İnsan hatıralar biriktiren canlıdır. Bazen bir deniz kabuğu,
bazen taş, bazen de iki satırlık bir şiir insanın heybesini oluşturur. Güzel
hatıralar biriktirmek insanın hayatına yapacağı en güzel katkılardan birisidir.

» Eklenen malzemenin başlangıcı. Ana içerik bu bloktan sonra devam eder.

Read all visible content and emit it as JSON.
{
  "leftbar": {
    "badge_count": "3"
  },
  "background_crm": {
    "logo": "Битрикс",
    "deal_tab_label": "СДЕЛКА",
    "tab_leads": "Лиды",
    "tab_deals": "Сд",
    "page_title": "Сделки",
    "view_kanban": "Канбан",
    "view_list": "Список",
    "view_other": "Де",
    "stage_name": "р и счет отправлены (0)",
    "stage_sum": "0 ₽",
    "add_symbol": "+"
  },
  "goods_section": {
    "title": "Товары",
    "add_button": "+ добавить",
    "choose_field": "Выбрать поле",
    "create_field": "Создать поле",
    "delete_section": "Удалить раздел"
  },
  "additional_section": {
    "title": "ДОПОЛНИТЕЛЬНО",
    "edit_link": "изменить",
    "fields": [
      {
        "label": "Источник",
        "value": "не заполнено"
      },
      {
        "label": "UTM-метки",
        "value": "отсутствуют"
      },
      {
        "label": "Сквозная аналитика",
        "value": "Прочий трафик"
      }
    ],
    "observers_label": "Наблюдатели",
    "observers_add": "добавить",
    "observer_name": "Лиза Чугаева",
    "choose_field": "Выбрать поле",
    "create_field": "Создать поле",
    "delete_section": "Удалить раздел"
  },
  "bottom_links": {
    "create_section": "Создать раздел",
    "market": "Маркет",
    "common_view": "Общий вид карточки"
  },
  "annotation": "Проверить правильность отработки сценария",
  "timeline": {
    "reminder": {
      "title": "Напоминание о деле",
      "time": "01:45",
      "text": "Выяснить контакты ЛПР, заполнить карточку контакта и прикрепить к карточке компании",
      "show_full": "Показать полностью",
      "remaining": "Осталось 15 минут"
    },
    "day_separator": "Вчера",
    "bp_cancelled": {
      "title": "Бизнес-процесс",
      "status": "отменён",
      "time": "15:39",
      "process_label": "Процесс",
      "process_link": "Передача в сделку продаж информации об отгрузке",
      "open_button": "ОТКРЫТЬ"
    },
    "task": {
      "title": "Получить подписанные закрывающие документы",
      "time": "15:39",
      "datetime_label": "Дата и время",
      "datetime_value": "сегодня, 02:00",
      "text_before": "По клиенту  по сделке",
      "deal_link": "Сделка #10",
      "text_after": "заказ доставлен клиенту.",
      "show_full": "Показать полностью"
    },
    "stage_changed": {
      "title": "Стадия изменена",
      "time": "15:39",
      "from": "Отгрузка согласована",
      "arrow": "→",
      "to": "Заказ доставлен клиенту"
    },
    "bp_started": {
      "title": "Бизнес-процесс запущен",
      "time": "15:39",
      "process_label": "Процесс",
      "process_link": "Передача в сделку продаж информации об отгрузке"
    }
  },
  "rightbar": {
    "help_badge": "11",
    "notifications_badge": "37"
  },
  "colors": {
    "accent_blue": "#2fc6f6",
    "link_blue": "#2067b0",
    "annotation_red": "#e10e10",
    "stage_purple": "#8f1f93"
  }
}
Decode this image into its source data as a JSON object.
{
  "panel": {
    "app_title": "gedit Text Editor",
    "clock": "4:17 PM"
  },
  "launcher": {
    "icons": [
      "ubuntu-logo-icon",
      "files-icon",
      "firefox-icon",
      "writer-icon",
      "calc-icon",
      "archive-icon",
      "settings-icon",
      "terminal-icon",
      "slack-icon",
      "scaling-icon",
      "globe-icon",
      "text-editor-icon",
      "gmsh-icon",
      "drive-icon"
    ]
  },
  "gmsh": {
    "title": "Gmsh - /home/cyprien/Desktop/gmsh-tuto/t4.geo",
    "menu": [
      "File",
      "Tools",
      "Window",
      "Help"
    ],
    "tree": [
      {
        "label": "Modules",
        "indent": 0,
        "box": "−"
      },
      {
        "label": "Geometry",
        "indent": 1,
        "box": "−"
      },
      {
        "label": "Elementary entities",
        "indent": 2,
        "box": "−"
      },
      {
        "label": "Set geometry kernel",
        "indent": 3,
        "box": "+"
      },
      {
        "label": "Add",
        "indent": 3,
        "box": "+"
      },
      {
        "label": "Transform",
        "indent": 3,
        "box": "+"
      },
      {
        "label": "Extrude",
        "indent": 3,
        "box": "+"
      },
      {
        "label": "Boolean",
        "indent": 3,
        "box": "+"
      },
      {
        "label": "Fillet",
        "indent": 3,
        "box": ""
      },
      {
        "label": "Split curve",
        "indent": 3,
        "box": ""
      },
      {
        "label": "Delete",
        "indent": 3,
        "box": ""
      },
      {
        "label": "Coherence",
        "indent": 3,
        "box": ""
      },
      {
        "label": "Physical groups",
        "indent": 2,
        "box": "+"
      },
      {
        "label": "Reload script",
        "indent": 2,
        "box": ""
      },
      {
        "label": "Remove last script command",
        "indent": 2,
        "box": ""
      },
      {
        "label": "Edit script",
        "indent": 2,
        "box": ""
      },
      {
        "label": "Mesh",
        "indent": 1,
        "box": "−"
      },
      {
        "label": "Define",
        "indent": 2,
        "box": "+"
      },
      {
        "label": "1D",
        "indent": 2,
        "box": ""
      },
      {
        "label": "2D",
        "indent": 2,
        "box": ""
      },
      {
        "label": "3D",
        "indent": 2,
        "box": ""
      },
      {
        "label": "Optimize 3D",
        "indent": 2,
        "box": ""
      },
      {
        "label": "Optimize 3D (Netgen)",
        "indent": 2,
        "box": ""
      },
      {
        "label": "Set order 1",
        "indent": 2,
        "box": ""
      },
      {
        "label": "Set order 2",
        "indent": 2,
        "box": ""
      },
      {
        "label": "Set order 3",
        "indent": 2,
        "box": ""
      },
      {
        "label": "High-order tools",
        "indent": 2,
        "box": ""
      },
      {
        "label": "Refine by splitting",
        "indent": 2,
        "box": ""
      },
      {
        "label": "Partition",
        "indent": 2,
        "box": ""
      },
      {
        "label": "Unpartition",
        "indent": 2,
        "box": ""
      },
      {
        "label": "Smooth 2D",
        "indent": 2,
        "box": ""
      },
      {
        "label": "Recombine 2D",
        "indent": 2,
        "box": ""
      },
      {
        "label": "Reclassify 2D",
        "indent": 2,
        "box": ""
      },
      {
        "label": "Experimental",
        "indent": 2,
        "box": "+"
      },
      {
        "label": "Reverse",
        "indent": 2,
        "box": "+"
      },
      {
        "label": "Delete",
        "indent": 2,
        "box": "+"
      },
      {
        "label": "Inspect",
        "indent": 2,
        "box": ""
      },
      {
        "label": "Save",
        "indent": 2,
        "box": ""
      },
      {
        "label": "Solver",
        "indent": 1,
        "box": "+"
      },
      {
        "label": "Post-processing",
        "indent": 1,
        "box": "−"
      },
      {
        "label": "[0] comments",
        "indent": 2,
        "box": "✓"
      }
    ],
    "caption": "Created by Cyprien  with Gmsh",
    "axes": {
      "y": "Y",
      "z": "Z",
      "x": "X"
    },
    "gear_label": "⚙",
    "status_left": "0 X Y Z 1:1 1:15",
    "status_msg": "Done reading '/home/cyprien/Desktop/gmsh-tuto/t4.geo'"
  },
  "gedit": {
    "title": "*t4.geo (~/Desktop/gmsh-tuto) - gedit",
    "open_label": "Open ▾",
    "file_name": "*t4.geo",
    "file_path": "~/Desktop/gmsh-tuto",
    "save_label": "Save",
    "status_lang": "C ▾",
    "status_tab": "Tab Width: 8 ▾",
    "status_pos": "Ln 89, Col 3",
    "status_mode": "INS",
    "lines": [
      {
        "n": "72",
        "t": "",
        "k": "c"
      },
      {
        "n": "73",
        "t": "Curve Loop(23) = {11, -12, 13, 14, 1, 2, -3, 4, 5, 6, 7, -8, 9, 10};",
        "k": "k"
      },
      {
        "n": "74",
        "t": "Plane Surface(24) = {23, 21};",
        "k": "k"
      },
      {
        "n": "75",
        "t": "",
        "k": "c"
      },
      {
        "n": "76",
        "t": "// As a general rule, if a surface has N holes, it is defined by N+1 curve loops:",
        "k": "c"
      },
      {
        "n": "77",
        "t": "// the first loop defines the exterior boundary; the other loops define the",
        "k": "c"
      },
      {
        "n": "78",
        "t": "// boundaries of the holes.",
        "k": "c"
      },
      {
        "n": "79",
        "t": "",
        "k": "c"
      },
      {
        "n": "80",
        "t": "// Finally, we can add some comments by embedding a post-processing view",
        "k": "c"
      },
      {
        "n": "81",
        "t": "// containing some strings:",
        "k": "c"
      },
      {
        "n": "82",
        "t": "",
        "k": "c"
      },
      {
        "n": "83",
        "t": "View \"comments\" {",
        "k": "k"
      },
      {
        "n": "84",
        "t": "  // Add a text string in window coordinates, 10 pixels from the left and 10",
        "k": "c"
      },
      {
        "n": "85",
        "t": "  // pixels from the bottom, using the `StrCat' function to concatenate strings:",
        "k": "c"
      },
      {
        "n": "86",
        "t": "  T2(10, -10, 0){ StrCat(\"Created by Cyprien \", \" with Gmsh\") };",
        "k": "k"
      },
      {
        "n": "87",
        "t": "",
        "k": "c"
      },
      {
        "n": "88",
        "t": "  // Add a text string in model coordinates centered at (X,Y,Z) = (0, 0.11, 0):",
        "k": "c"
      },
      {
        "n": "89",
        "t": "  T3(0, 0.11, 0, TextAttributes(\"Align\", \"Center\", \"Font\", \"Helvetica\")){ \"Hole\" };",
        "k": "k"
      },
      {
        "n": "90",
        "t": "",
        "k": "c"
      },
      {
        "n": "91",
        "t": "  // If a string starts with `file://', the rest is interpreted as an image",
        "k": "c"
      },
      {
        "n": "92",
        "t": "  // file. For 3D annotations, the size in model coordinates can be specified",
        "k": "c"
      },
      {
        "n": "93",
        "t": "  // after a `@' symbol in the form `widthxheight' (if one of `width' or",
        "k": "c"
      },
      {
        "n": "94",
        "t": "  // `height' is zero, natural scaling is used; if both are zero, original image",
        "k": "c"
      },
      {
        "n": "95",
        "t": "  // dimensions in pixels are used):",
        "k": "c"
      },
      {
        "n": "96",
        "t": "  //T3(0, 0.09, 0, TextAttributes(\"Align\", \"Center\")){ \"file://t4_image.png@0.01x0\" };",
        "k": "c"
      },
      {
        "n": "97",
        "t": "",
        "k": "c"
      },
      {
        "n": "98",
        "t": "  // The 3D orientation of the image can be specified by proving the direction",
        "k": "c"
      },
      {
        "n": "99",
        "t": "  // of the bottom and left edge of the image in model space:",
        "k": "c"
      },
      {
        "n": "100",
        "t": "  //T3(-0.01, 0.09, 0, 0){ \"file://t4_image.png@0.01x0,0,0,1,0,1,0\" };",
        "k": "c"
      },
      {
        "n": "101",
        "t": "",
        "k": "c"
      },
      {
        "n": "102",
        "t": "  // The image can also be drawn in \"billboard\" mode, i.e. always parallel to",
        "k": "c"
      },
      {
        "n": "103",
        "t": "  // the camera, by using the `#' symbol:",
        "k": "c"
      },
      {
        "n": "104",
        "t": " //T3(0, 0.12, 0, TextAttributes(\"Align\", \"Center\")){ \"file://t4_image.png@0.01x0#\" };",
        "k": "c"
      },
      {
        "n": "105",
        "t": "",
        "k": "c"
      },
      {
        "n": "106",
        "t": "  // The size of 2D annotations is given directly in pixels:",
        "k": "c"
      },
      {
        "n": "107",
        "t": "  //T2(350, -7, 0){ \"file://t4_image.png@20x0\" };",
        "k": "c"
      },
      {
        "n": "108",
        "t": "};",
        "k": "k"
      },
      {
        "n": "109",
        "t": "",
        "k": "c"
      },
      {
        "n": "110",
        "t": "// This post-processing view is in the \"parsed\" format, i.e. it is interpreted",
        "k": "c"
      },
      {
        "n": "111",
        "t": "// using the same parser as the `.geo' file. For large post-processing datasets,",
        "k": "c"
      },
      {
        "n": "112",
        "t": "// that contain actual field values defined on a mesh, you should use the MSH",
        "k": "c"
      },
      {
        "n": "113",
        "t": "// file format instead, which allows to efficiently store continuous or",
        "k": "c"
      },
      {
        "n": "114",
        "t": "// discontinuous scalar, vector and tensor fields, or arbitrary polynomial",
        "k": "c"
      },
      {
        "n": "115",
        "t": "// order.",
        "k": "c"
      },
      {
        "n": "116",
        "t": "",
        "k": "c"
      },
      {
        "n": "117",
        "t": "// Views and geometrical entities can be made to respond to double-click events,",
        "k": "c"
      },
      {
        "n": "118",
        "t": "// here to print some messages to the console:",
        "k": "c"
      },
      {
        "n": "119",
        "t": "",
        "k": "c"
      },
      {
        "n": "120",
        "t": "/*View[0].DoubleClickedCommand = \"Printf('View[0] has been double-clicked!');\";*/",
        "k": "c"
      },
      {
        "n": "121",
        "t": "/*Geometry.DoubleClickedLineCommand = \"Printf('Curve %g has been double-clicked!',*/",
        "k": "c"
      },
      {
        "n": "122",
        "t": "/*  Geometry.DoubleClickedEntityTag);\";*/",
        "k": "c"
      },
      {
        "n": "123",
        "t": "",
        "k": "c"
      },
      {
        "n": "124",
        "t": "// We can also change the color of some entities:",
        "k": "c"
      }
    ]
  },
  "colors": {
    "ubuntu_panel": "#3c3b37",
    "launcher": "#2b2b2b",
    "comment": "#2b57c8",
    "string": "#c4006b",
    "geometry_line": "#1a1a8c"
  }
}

Kötülerine değinmek istemiyorum, sanırım kötü hatıraların sebebi gibi hissediyorum
kendimi bazen.
Bugünün konusu, hatıralar. Esas meseleye gelince, yakın
arkadaşlarımdan birisi beni u-12 takımı ile yaptığı floorball antrenmanına
davet etti. Floorball bir sopa yardımıyla ve görece hafif tenis topu büyüklüğünde
topla salonda oynanan bir oyun. Türkçe’ye tam olarak çeviremesek de sanırım
salontopu diyebiliriz. Ara sıra aşinalığım olan bir spor dalı. Daha önce Rodos’ta
Yunanistan’a karşı yabancı karmasında oynamıştım. Tabi antrenmana giderken
aklım daha çok oyundaydı. Oraya vardığımda ise beni karşılayan mini minna kızları
görünce birden mutlu oldum. Hepsi içtenlikle bana hoş geldiniz dediler. Sonra
teker teker gelip sorular sordular. Akabinde onlarla 1 saatten fazla floorball
oynadım. Devre arası olduğunda ise hemen suları kapıp geldiler. Sonra arkadaşımla
otururken önünde duran birkaç küçük şey dikkatimi çekti. Sallama çay, gofret ve
bir kahve makinası. Sallamayı çayı hoca içsin diye getirmişler, gofreti keza,
kahve makinası ise gelip gidiyormuş. Niye diye sormuş hoca, çünkü o kahve
makinasını para biriktirip 35 tlye almış ve bu yüzden kıymetliymiş. Ah şu
cimrilik olmayan tutumluluk ne kadar güzel dedim. Eşyanın kıymetini bilen ve
bir şeylere sahip olmayı değerli kılan 10-11 yaşındaki kız ne güzel dersler
veriyordu bana. Çünkü 35 tlye almak nasıl değerlidir kim bilir onun için. Sonra
heybesinden çıkardığı gofreti bana uzattı. Diğer gofretlerden farklı, epey uzun
ve daha önce hiç duymadığım bir markanın gofretiydi. Yani muhtemelen asla almayacağım
cinsten bir şeydi, sanırım körelmek böyle bir şey olmalıydı. Gofreti paylaştık,
yüzü gülümsüyordu. Matematik dersinin çok zor olduğundan dem vurdu bana, benim
içinde zor deyince “gerçekten mi?” diye sormadan edemedi. Sanırım yalnız
olmadığını hissetmek ona iyi geldi. Hangimize iyi gelmez ki?
Bir şeylere ucundan tutunmak için insanların bahaneleri oluyor.
Kimisi için spor, kimisi için müzik, kimisi için hatıralar. Kızlarla iyi vakit
geçirmek benim için eşsiz bir deneyim oldu. Bu kadar iyiliği ve karşılıksız
sevgiyi uzun zamandır görmediğimi anımsadım. Gelir seviyeleri genellikle orta
alt olduğunu öğrendiğim bu çocuklar için hayata tutunmanın çeşitli şekillerini
izledim. Kenardan durup onlara öylece bakmak, heyecanlarına ortak olmak ruhumu
tazeledi. Ruhumuzun tazelenmeye ihtiyacı ne çok. Heyecanını yitirmek ölmek gibi
bir şey. Buhranların ortasındayız, heyecanımız hayata tutunma nedenimiz. Ben
hala kendime nedenler arıyorum, kah buluyor kah bulamıyorum. Kendi hayatıma iz
bırakmak istiyorum. Kendi hayatına iz bırakamayan insan ne acıdır! Bu yüzdendir
bloğumun genel tavrına ters bir yazıyı sırf kendime hatıra olsun diye ilk kez
yazıyorum. Ha birde unutmadan, kızlarla hatıra fotoğrafı çektirdik. Hani artık
çok bakılmayan ve zamanı donduran şey olan fotoğraf. Selam kendime, tekrar
tekrar okuduğum da mutlu olmam dileğiyle, en müşterim kendimim ne de olsa!